Tuesday, August 25, 2009
Album Review: amiyumi
Good things can come in small packages… amiyumi is a great introduction to Ami and Yumi but it is either a long EP or a short album. I think an argument could be made for either. I consider it an album and I wish that I could have listened to in upon its release in 1996 rather than a number of years removed. Ami and Yumi’s voices are fresh and while they certainly have become better singers, there is something special that only happens once in a career, the beginning.
Technically this is Ami’s second album, her half of solosolo was (I believe) recorded before amiyumi… but combining with Yumi for Puffy marks the start of something special. Tamio Okuda produced amiyumi and this is another harbinger of things to come, the special musical relationship between him, Ami and Yumi. This is often stated by Puffy fans, but it is not hyperbole either. Without him, arguably Puffy would have become (...if anything at all) a footnote in j-pop.
In hindsight, amiyumi is a middle of the pack album in Puffy's catalog. That is no mean feat, many artists' first efforts are something they might be embarrassed by or prefer remain buried. Amiyumi is a good album and everything that is great about Puffy starts here and True Asia and Profitable Body remain high points for Puffy to this day.
For reference here is the track list for amiyumi, within the context of the review I will use the English title translations. I do not have any issue with using Japanese song titles and my reviews will shift back and forth. Part of my goal is to talk about Ami and Yumi and I think translated song titles might help reach a wider group of people.
1. Tokusuru Karada / Profitable Body (Lyrics & Music: Tamio Okuda)
2. Usagi Channel / Rabbit Channel (Lyrics: Ami Onuki & Tamio Okuda, Music: Tamio Okuda)
3. Sakura Saku / Cherry Blossom Blooms (Lyrics & Music: Tamio Okuda)
4. Simple (Lyrics: Puffy and Shinichi Yakuma & Music: Shinichi Yakuma)
5. Nagaiki Shite ne / I Want You to Live a Long Time (Lyrics: Yumi Yoshimura & Tamio Okuda, Music: Tamio Okuda)
6. Asia no Junshin /True Asia (Lyrics: Yosui Inoue, Music: Tamio Okuda)
7. Puffy no Hey! Mountain (Lyrics: Tamio Okuda & Puffy, Music: Tamio Okuda)
amiyumi opens with Profitable Body and it is a track in some ways I appreciate slightly more than True Asia. That may sound like heresy given True Asia is Puffy's signature song. I enjoy the guitar work and the recursive manner in which it is played, which is a consistent theme in the Puffy songs I like. The harmonizing that Ami and Yumi display in Profitable Body is wider ranging and showcases the "Puffy sound" better than any other track on amiyumi and puts the Puffy stamp on the album from the start.

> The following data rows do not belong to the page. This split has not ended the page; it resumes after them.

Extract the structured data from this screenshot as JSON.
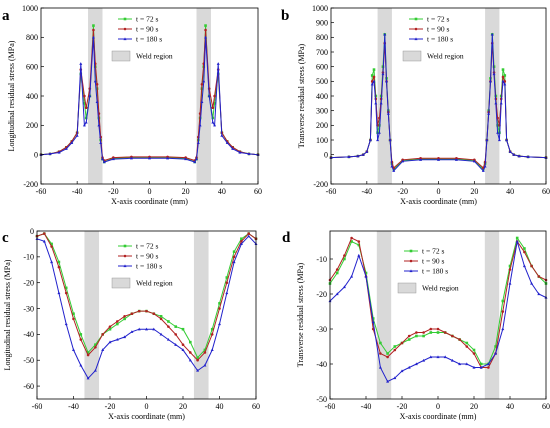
{
  "chart_data": [
    {
      "panel": "a",
      "type": "line",
      "xlabel": "X-axis coordinate (mm)",
      "ylabel": "Longitudinal residual stress (MPa)",
      "xlim": [
        -60,
        60
      ],
      "ylim": [
        -200,
        1000
      ],
      "xticks": [
        -60,
        -40,
        -20,
        0,
        20,
        40,
        60
      ],
      "yticks": [
        -200,
        0,
        200,
        400,
        600,
        800,
        1000
      ],
      "weld_regions": [
        [
          -34,
          -26
        ],
        [
          26,
          34
        ]
      ],
      "legend_placement": "top-center",
      "weld_legend_label": "Weld region",
      "series": [
        {
          "name": "t = 72 s",
          "color": "#33cc33",
          "x": [
            -60,
            -55,
            -50,
            -46,
            -43,
            -40,
            -38,
            -36,
            -35,
            -33,
            -31,
            -30,
            -29,
            -28,
            -27,
            -26,
            -25,
            -20,
            -10,
            0,
            10,
            20,
            25,
            26,
            27,
            28,
            29,
            30,
            31,
            33,
            35,
            36,
            38,
            40,
            43,
            46,
            50,
            55,
            60
          ],
          "y": [
            0,
            5,
            20,
            50,
            90,
            150,
            550,
            350,
            250,
            400,
            880,
            600,
            450,
            250,
            100,
            -30,
            -50,
            -25,
            -20,
            -20,
            -20,
            -25,
            -50,
            -30,
            100,
            250,
            450,
            600,
            880,
            400,
            250,
            350,
            550,
            150,
            90,
            50,
            20,
            5,
            0
          ]
        },
        {
          "name": "t = 90 s",
          "color": "#b22222",
          "x": [
            -60,
            -55,
            -50,
            -46,
            -43,
            -40,
            -38,
            -36,
            -35,
            -33,
            -31,
            -30,
            -29,
            -28,
            -27,
            -26,
            -25,
            -20,
            -10,
            0,
            10,
            20,
            25,
            26,
            27,
            28,
            29,
            30,
            31,
            33,
            35,
            36,
            38,
            40,
            43,
            46,
            50,
            55,
            60
          ],
          "y": [
            0,
            5,
            20,
            50,
            90,
            150,
            580,
            400,
            320,
            450,
            850,
            620,
            480,
            280,
            120,
            -20,
            -40,
            -20,
            -15,
            -15,
            -15,
            -20,
            -40,
            -20,
            120,
            280,
            480,
            620,
            850,
            450,
            320,
            400,
            580,
            150,
            90,
            50,
            20,
            5,
            0
          ]
        },
        {
          "name": "t = 180 s",
          "color": "#2222cc",
          "x": [
            -60,
            -55,
            -50,
            -46,
            -43,
            -40,
            -38,
            -36,
            -35,
            -33,
            -31,
            -30,
            -29,
            -28,
            -27,
            -26,
            -25,
            -20,
            -10,
            0,
            10,
            20,
            25,
            26,
            27,
            28,
            29,
            30,
            31,
            33,
            35,
            36,
            38,
            40,
            43,
            46,
            50,
            55,
            60
          ],
          "y": [
            0,
            5,
            15,
            40,
            80,
            130,
            620,
            200,
            220,
            400,
            800,
            500,
            360,
            200,
            80,
            -30,
            -50,
            -30,
            -25,
            -25,
            -25,
            -30,
            -50,
            -30,
            80,
            200,
            360,
            500,
            800,
            400,
            220,
            200,
            620,
            130,
            80,
            40,
            15,
            5,
            0
          ]
        }
      ]
    },
    {
      "panel": "b",
      "type": "line",
      "xlabel": "X-axis coordinate (mm)",
      "ylabel": "Transverse residual stress (MPa)",
      "xlim": [
        -60,
        60
      ],
      "ylim": [
        -200,
        1000
      ],
      "xticks": [
        -60,
        -40,
        -20,
        0,
        20,
        40,
        60
      ],
      "yticks": [
        -200,
        0,
        100,
        200,
        300,
        400,
        500,
        600,
        700,
        800,
        900,
        1000
      ],
      "weld_regions": [
        [
          -34,
          -26
        ],
        [
          26,
          34
        ]
      ],
      "legend_placement": "top-center",
      "weld_legend_label": "Weld region",
      "series": [
        {
          "name": "t = 72 s",
          "color": "#33cc33",
          "x": [
            -60,
            -50,
            -45,
            -42,
            -40,
            -38,
            -37,
            -36,
            -35,
            -34,
            -33,
            -32,
            -31,
            -30,
            -29,
            -28,
            -27,
            -26,
            -25,
            -20,
            -10,
            0,
            10,
            20,
            25,
            26,
            27,
            28,
            29,
            30,
            31,
            32,
            33,
            34,
            35,
            36,
            37,
            38,
            40,
            42,
            45,
            50,
            60
          ],
          "y": [
            -20,
            -15,
            -10,
            0,
            20,
            100,
            540,
            580,
            400,
            150,
            200,
            400,
            600,
            820,
            520,
            300,
            100,
            -60,
            -100,
            -40,
            -30,
            -30,
            -30,
            -40,
            -100,
            -60,
            100,
            300,
            520,
            820,
            600,
            400,
            200,
            150,
            400,
            580,
            540,
            100,
            20,
            0,
            -10,
            -15,
            -20
          ]
        },
        {
          "name": "t = 90 s",
          "color": "#b22222",
          "x": [
            -60,
            -50,
            -45,
            -42,
            -40,
            -38,
            -37,
            -36,
            -35,
            -34,
            -33,
            -32,
            -31,
            -30,
            -29,
            -28,
            -27,
            -26,
            -25,
            -20,
            -10,
            0,
            10,
            20,
            25,
            26,
            27,
            28,
            29,
            30,
            31,
            32,
            33,
            34,
            35,
            36,
            37,
            38,
            40,
            42,
            45,
            50,
            60
          ],
          "y": [
            -20,
            -15,
            -10,
            0,
            20,
            100,
            500,
            530,
            380,
            200,
            250,
            380,
            560,
            760,
            500,
            290,
            100,
            -50,
            -90,
            -35,
            -25,
            -25,
            -25,
            -35,
            -90,
            -50,
            100,
            290,
            500,
            760,
            560,
            380,
            250,
            200,
            380,
            530,
            500,
            100,
            20,
            0,
            -10,
            -15,
            -20
          ]
        },
        {
          "name": "t = 180 s",
          "color": "#2222cc",
          "x": [
            -60,
            -50,
            -45,
            -42,
            -40,
            -38,
            -37,
            -36,
            -35,
            -34,
            -33,
            -32,
            -31,
            -30,
            -29,
            -28,
            -27,
            -26,
            -25,
            -20,
            -10,
            0,
            10,
            20,
            25,
            26,
            27,
            28,
            29,
            30,
            31,
            32,
            33,
            34,
            35,
            36,
            37,
            38,
            40,
            42,
            45,
            50,
            60
          ],
          "y": [
            -20,
            -15,
            -10,
            0,
            20,
            100,
            480,
            500,
            350,
            100,
            150,
            350,
            550,
            820,
            500,
            280,
            100,
            -80,
            -110,
            -45,
            -35,
            -35,
            -35,
            -45,
            -110,
            -80,
            100,
            280,
            500,
            820,
            550,
            350,
            150,
            100,
            350,
            500,
            480,
            100,
            20,
            0,
            -10,
            -15,
            -20
          ]
        }
      ]
    },
    {
      "panel": "c",
      "type": "line",
      "xlabel": "X-axis coordinate (mm)",
      "ylabel": "Longitudinal residual stress (MPa)",
      "xlim": [
        -60,
        60
      ],
      "ylim": [
        -65,
        0
      ],
      "xticks": [
        -60,
        -40,
        -20,
        0,
        20,
        40,
        60
      ],
      "yticks": [
        -60,
        -50,
        -40,
        -30,
        -20,
        -10,
        0
      ],
      "weld_regions": [
        [
          -34,
          -26
        ],
        [
          26,
          34
        ]
      ],
      "legend_placement": "top-center",
      "weld_legend_label": "Weld region",
      "series": [
        {
          "name": "t = 72 s",
          "color": "#33cc33",
          "x": [
            -60,
            -56,
            -52,
            -48,
            -44,
            -40,
            -36,
            -32,
            -28,
            -24,
            -20,
            -16,
            -12,
            -8,
            -4,
            0,
            4,
            8,
            12,
            16,
            20,
            24,
            28,
            32,
            36,
            40,
            44,
            48,
            52,
            56,
            60
          ],
          "y": [
            -2,
            -1,
            -5,
            -12,
            -22,
            -32,
            -40,
            -47,
            -44,
            -40,
            -38,
            -36,
            -34,
            -32,
            -31,
            -31,
            -32,
            -33,
            -35,
            -37,
            -38,
            -43,
            -49,
            -46,
            -38,
            -28,
            -18,
            -8,
            -3,
            -1,
            -3
          ]
        },
        {
          "name": "t = 90 s",
          "color": "#b22222",
          "x": [
            -60,
            -56,
            -52,
            -48,
            -44,
            -40,
            -36,
            -32,
            -28,
            -24,
            -20,
            -16,
            -12,
            -8,
            -4,
            0,
            4,
            8,
            12,
            16,
            20,
            24,
            28,
            32,
            36,
            40,
            44,
            48,
            52,
            56,
            60
          ],
          "y": [
            -2,
            -1,
            -6,
            -14,
            -24,
            -34,
            -42,
            -48,
            -45,
            -40,
            -37,
            -35,
            -33,
            -32,
            -31,
            -31,
            -32,
            -34,
            -37,
            -40,
            -44,
            -47,
            -50,
            -47,
            -40,
            -30,
            -20,
            -10,
            -4,
            -1,
            -3
          ]
        },
        {
          "name": "t = 180 s",
          "color": "#2222cc",
          "x": [
            -60,
            -56,
            -52,
            -48,
            -44,
            -40,
            -36,
            -32,
            -28,
            -24,
            -20,
            -16,
            -12,
            -8,
            -4,
            0,
            4,
            8,
            12,
            16,
            20,
            24,
            28,
            32,
            36,
            40,
            44,
            48,
            52,
            56,
            60
          ],
          "y": [
            -3,
            -4,
            -12,
            -24,
            -36,
            -46,
            -52,
            -57,
            -54,
            -46,
            -43,
            -42,
            -41,
            -39,
            -38,
            -38,
            -38,
            -40,
            -42,
            -44,
            -46,
            -50,
            -54,
            -52,
            -46,
            -36,
            -24,
            -12,
            -5,
            -2,
            -5
          ]
        }
      ]
    },
    {
      "panel": "d",
      "type": "line",
      "xlabel": "X-axis coordinate (mm)",
      "ylabel": "Transverse residual stress (MPa)",
      "xlim": [
        -60,
        60
      ],
      "ylim": [
        -50,
        -2
      ],
      "xticks": [
        -60,
        -40,
        -20,
        0,
        20,
        40,
        60
      ],
      "yticks": [
        -50,
        -40,
        -30,
        -20,
        -10
      ],
      "weld_regions": [
        [
          -34,
          -26
        ],
        [
          26,
          34
        ]
      ],
      "legend_placement": "top-center",
      "weld_legend_label": "Weld region",
      "series": [
        {
          "name": "t = 72 s",
          "color": "#33cc33",
          "x": [
            -60,
            -56,
            -52,
            -48,
            -44,
            -40,
            -36,
            -32,
            -28,
            -24,
            -20,
            -16,
            -12,
            -8,
            -4,
            0,
            4,
            8,
            12,
            16,
            20,
            24,
            28,
            32,
            36,
            40,
            44,
            48,
            52,
            56,
            60
          ],
          "y": [
            -17,
            -14,
            -10,
            -5,
            -6,
            -14,
            -27,
            -34,
            -37,
            -35,
            -34,
            -33,
            -32,
            -32,
            -31,
            -31,
            -31,
            -32,
            -33,
            -34,
            -36,
            -40,
            -40,
            -35,
            -22,
            -12,
            -4,
            -7,
            -12,
            -15,
            -17
          ]
        },
        {
          "name": "t = 90 s",
          "color": "#b22222",
          "x": [
            -60,
            -56,
            -52,
            -48,
            -44,
            -40,
            -36,
            -32,
            -28,
            -24,
            -20,
            -16,
            -12,
            -8,
            -4,
            0,
            4,
            8,
            12,
            16,
            20,
            24,
            28,
            32,
            36,
            40,
            44,
            48,
            52,
            56,
            60
          ],
          "y": [
            -16,
            -13,
            -9,
            -4,
            -5,
            -15,
            -30,
            -37,
            -38,
            -36,
            -34,
            -32,
            -31,
            -31,
            -30,
            -30,
            -31,
            -32,
            -33,
            -35,
            -37,
            -41,
            -41,
            -37,
            -25,
            -13,
            -5,
            -8,
            -12,
            -15,
            -16
          ]
        },
        {
          "name": "t = 180 s",
          "color": "#2222cc",
          "x": [
            -60,
            -56,
            -52,
            -48,
            -44,
            -40,
            -36,
            -32,
            -28,
            -24,
            -20,
            -16,
            -12,
            -8,
            -4,
            0,
            4,
            8,
            12,
            16,
            20,
            24,
            28,
            32,
            36,
            40,
            44,
            48,
            52,
            56,
            60
          ],
          "y": [
            -22,
            -20,
            -18,
            -15,
            -9,
            -15,
            -28,
            -41,
            -45,
            -44,
            -42,
            -41,
            -40,
            -39,
            -38,
            -38,
            -38,
            -39,
            -40,
            -40,
            -41,
            -41,
            -40,
            -37,
            -30,
            -17,
            -5,
            -12,
            -17,
            -20,
            -21
          ]
        }
      ]
    }
  ]
}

Rabbit Channel, is the first of two solo tracks, Yumi’s follows later in the album and both have a throwback pop / lounge sound. It is a slower paced song and when translating lyrics it is also surprisingly silly. Of the two solo tracks Rabbit Channel is the better, if only because the engineering and instruments are better implemented. It feels like Okuda wanted to give Ami and Yumi similar songs as to not differentiate either too much and thus both sound similar in regards to style and pacing. Where Ami’s Rabbit Channel is a middling effort, the solo by Yumi misses the mark.
I Want You to Live a Long Time is a solo track by Yumi and is not a song a care for. I understand the throwback sound that she and Okuda were trying to replicate but it sounds awkward. The instruments do emulate a vague throwback which was interesting in theory, in practice the music is bland and the production over engineered to the point of sterility.
True Asia is inarguably the best song on amiyumi and arguably one of their best songs spanning 13 years of work to date. Guitars, drums, keyboards and vocals all tightly integrated in one declarative package wrapped with stellar sound engineering. I would say one subtle delight in True Asia is that drums, bass and keyboards are lead instruments and yet they are not overpowering. They are given a lot of range to roam but still give a solid foundation for Puffy’s singing. Every time I listen to True Asia I am mesmerized by it on so many levels.
Three tracks that fall just behind True Asia and Profitable Body are Puffy no Hey! Mountain Simple and Cherry Blossoms Bloom. The former is a slower paced interlaced with soul and funk, it is pleasant but not a distinctive track. Simple is a rocking alternative sounding track that is my third favorite track on amiyumi. It has nice energy and showcases a wide vocal range from Ami and Yumi. Cherry Blossoms Bloom is a nice song with with a vague western vibe to it. I find it listenable but it is not a track I gravitate towards either.
Amiyumi is an album that is a harbinger for things to come. Unlike many early efforts by a band, amiyumi is a good album in its own right. Ami and Yumi deliver a sound that can only be experienced and I wish I would have started with this album and been able to experience two of my favorite albums that follow closely on the heels of amiyumi. Talking about those are a subject for later review.